Musale starred in the 2009 Hindi film All the Best: Fun Begins as Betty and has also portrayed CJ in the show Miley Jab Hum Tum. In 2016, she appeared in an episodic role of Khidki.

==Early life==
Musale is from Ahmedabad. Although she is not a Gujarati, she understands and speaks the language fluently. In 2002, after passing from her Ahmedabad school, Musale participated in Miss India contest in 2002 with Neha Dhupia, and was her roommate.

==Filmography==

=== Films ===

| Year | Films | Role |
|---|---|---|
| 2009 | All the Best: Fun Begins | Betty |
| 2019 | Made in China | Anchor at Award Ceremony |

=== Television ===

| Year | Show | Role | Notes |
| 2007–2018; 2025 | C.I.D | Dr.

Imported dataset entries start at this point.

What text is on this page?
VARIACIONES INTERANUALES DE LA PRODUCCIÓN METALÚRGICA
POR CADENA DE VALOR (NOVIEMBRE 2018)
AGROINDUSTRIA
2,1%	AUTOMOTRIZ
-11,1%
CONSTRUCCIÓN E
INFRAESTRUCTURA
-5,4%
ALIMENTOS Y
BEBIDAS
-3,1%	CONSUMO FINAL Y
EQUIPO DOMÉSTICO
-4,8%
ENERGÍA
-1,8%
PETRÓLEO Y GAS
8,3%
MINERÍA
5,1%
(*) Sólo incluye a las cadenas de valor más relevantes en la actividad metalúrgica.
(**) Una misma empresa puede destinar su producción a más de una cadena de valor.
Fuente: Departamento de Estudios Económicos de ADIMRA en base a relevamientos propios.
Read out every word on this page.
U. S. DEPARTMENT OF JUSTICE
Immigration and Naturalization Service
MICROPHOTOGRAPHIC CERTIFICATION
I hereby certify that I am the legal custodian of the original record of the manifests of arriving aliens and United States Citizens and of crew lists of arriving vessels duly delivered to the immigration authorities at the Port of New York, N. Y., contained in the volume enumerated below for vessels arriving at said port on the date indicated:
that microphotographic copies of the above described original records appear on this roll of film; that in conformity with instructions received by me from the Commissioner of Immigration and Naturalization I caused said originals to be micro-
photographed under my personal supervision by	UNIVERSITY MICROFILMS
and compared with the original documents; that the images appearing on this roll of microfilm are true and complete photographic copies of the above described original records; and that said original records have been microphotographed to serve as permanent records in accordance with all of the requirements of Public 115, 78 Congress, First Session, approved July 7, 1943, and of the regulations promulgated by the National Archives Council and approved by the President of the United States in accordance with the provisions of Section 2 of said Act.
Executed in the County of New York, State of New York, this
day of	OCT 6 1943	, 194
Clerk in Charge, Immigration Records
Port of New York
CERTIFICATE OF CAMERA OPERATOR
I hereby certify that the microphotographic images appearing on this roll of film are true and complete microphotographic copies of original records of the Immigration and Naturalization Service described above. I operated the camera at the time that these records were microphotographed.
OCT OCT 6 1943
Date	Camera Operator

Tarika |
| 2007 | Kahaani Ghar Ghar Kii | Malishka |  |
| 2007–2008 | Kya Dill Mein Hai | Mansha |  |
| 2008–2010 | Miley Jab Hum Tum | CJ |  |
| 2011–2012 | Shobha Somnath Ki | Bhairavi |  |
| 2011 | Love U Zindagi | Joanna |  |
| 2012 | CID Viruddh Adaalat | Dr. Tarika |  |
| 2012 | Ek Hazaaron Mein Meri Behna Hai | Dr. Seema | Episode 184 (Season 4, Episode 61) |
| 2015 | Janbaaz Sindbad | Gul | Episode 4 |
| 2015 | Sasural Simar Ka | Lady with the Tattoo | Episode 1322-1323, 1327-1328 |
| 2016 | Khidki | Bhanupriya | Story 2 - Govinda Govinda (Episode 6 - 11) |
| Chudail | Story 17 - Bhoot Bangla (Episode 84 - 88) |
| 2017–2018 | Porus | Queen Mahanandini, Laachi's mother |  |
| 2019 | Thinkistan | Nina | MX Player's web series |

== Personal life ==
She married Deepak Tomar, a businessman from Lucknow on 29 November 2012.